Quando si parla di surrealismo mi viene spontaneo pensare a Dino Buzzati e alla sua opera “Il deserto dei tartari”. Prima di conoscere la notorietà come letterato, Buzzati è stato un bravissimo giornalista scrivendo nelle pagine del Corriere della sera.
È da non crederci ma nel noto quotidiano di via Solferino, Buzzati era soprannominato “cretinetti”. Un cretinetti che con il tempo si è rivelato davvero sorprendente e soprattutto geniale. Una genialità che traspare non solo nelle sue opere letterarie ma anche nel suo lavoro da redattore.
Nel “Il deserto dei tartari”, Buzzati segue la vita di Giovanni Drago Drogo dal momento in cui il giovane tenente entra nella Fortezza Bastiani. Dalla Fortezza è possibile controllare l’intera pianura chiamata appunto “il deserto dei tartari” un tempo teatro di sanguinose lotte. Questo però accadeva nei ‘tempi d’oro’. Con il passare del tempo, infatti, la Fortezza si è trasformata in una solitaria costruzione, svuotata di ogni funzione tanto che nelle persone se ne è perso persino il ricordo.
E così aspettando il tanto ‘amato’ nemico passano giorni, settimane e anni.

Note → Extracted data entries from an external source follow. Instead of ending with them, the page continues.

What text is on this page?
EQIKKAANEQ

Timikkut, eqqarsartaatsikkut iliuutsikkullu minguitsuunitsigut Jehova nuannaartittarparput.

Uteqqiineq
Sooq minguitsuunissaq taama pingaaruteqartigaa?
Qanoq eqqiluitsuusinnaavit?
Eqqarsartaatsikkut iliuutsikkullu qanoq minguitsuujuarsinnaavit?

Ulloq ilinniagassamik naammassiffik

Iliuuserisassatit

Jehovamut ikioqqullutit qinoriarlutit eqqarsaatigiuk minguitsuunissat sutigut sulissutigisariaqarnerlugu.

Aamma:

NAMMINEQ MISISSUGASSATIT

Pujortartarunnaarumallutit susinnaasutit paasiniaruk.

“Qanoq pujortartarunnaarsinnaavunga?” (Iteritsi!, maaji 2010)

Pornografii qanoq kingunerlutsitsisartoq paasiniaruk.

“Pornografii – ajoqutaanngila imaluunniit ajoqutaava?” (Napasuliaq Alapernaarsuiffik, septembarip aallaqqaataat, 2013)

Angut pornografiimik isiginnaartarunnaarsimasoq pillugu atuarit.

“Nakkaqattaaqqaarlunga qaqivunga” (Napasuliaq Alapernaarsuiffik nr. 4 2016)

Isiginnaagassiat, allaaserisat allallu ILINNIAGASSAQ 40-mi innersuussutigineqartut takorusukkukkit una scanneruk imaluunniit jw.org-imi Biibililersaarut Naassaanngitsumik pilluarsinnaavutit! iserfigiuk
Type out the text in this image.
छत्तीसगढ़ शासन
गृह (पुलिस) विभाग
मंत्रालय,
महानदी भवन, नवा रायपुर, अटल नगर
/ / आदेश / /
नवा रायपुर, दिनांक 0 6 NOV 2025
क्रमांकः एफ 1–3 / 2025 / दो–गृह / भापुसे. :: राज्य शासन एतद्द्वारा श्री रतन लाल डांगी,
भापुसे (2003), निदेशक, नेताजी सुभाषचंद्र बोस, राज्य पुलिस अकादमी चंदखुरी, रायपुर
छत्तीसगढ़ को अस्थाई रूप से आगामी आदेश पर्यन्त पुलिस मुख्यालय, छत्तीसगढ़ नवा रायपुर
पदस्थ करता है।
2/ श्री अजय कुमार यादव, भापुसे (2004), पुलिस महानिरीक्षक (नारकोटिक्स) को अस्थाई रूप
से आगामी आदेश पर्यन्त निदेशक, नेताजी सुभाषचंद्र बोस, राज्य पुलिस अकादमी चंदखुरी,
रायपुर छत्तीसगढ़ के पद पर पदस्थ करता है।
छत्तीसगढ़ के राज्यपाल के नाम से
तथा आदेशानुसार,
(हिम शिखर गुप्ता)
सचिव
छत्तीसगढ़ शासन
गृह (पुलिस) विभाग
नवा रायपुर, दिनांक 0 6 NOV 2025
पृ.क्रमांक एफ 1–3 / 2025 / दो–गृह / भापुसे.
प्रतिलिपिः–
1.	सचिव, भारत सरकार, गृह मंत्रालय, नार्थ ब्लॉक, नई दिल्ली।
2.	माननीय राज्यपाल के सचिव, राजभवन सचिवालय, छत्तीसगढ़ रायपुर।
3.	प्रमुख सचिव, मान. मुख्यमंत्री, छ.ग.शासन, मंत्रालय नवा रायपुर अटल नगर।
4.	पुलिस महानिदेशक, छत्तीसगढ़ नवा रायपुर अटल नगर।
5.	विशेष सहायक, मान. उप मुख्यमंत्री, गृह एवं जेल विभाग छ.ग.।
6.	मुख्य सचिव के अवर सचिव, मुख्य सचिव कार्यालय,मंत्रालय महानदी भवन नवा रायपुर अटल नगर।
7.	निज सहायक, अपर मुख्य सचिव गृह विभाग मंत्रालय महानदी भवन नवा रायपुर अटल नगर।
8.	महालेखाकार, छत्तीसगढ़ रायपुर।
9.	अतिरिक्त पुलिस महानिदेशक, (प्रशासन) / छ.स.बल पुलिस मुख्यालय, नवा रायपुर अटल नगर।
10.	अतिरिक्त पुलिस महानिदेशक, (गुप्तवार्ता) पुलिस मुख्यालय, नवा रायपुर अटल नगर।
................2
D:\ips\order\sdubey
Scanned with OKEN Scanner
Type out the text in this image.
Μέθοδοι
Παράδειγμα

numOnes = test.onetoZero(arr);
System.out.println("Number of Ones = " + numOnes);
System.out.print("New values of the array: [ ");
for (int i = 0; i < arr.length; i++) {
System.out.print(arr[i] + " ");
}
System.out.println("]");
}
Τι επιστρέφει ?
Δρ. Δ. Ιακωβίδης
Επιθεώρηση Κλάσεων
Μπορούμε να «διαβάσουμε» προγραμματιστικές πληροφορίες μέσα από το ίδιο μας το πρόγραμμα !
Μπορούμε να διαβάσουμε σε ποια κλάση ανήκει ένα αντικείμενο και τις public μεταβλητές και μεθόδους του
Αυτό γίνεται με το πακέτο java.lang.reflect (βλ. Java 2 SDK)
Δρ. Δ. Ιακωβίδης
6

Lo stesso Drago convinto di rimanere in quel posto dimenticato da Dio solo per alcuni mesi, alla fine rimanda in continuazione la sua partenza consumando così la sua vita in attesa della ‘grande occasione’ e soprattutto della gloria. Ma la vita a volte gioca brutti scherzi: quando finalmente arrivano i nemici, Drogo è costretto a lasciare il suo incarico a causa di problemi di salute. Morirà solo, in una stanza anonima di una locanda in città. Ma nonostante la beffa Drogo sente di aver portato a termine la sua missione: morire con dignità!
Un po’ come accade nel mondo del giornalismo. Si entra in redazione con l’entusiasmo di un bambino: tanta la passione e la voglia di fare. Si è sempre alla ricerca della grande notizia, dello scoop che ti possa far fare il ‘grande salto’ ma la domanda è: arriverà mai quel momento?
diego c
10 set 2008 - 14:52 - #1ma il protagonista non si chiama Giovanni Drogo (con la o)?
loredana82
10 set 2008 - 15:26 - #2Hai ragione…scusa è stata una svista!
simone_piazzesi
11 set 2008 - 14:25 - #3io non ce la faccio a definirlo surreale questo libro, anche se nelle corde di Buzzati c’è molto surrealismo. Anche se racconta una vicenda estrema, io la trovo molto realista, in tanti si possono rivedere nei pensieri e nelle azioni di Drogo.
loredana82
11 set 2008 - 14:46 - #4Surrealista nel senso che, come lo stesso Buzzati ha dichiarato, è la trasposizione di un’idea in un mondo fantastico.
jele
23 set 2008 - 17:59 - #5Il deserto dei tartari non mi sembra ambientato in un mondo fantastico, a meno che non si voglia considerare così il vallone davanti alla fortezza, o la fortezza stessa. E’ molto, molto di più, è pensiero in essenza.
Comunque volevo segnalare, a chi fosse interessato, il gruppo dedicato a Buzzati su myspace, dove si possono commentare le sue opere e condividere le proprie emozioni e sensazioni. In onore del più grande scrittore italiano del ‘900
lo trovate su http://groups.myspace.com/dinobuzzati
Marz90
06 mag 2009 - 11:28 - #6Non basterebbe dire che è bello ad un libro sui generis perchè è tutto una riflessione sul tempo,la vita,la morte.Tutte realtà attorno a noi che possono essere capite solo da chi è dotato di introspezione psicologica e sociologica.E’ un libro che porta ad una situazione estrema il protagonista ma che è da ritrovarsi in alcuni momenti della vita,quando si vuole raggiungere un obiettivo ma lo stesso sfugge nel momento in cui vorresti raggiungerlo.Questa è la situazione di Giovanni Drogo ma potrebbe essere la situazione di ognuno di noi.
Complimenti a Dino Buzzati!
E’ uno dei pochi libri che ho letto ma ho avuto piacere di leggerlo,anche se era molto angosciante per la precisione descrittiva del paesaggio e degli stati d’animo.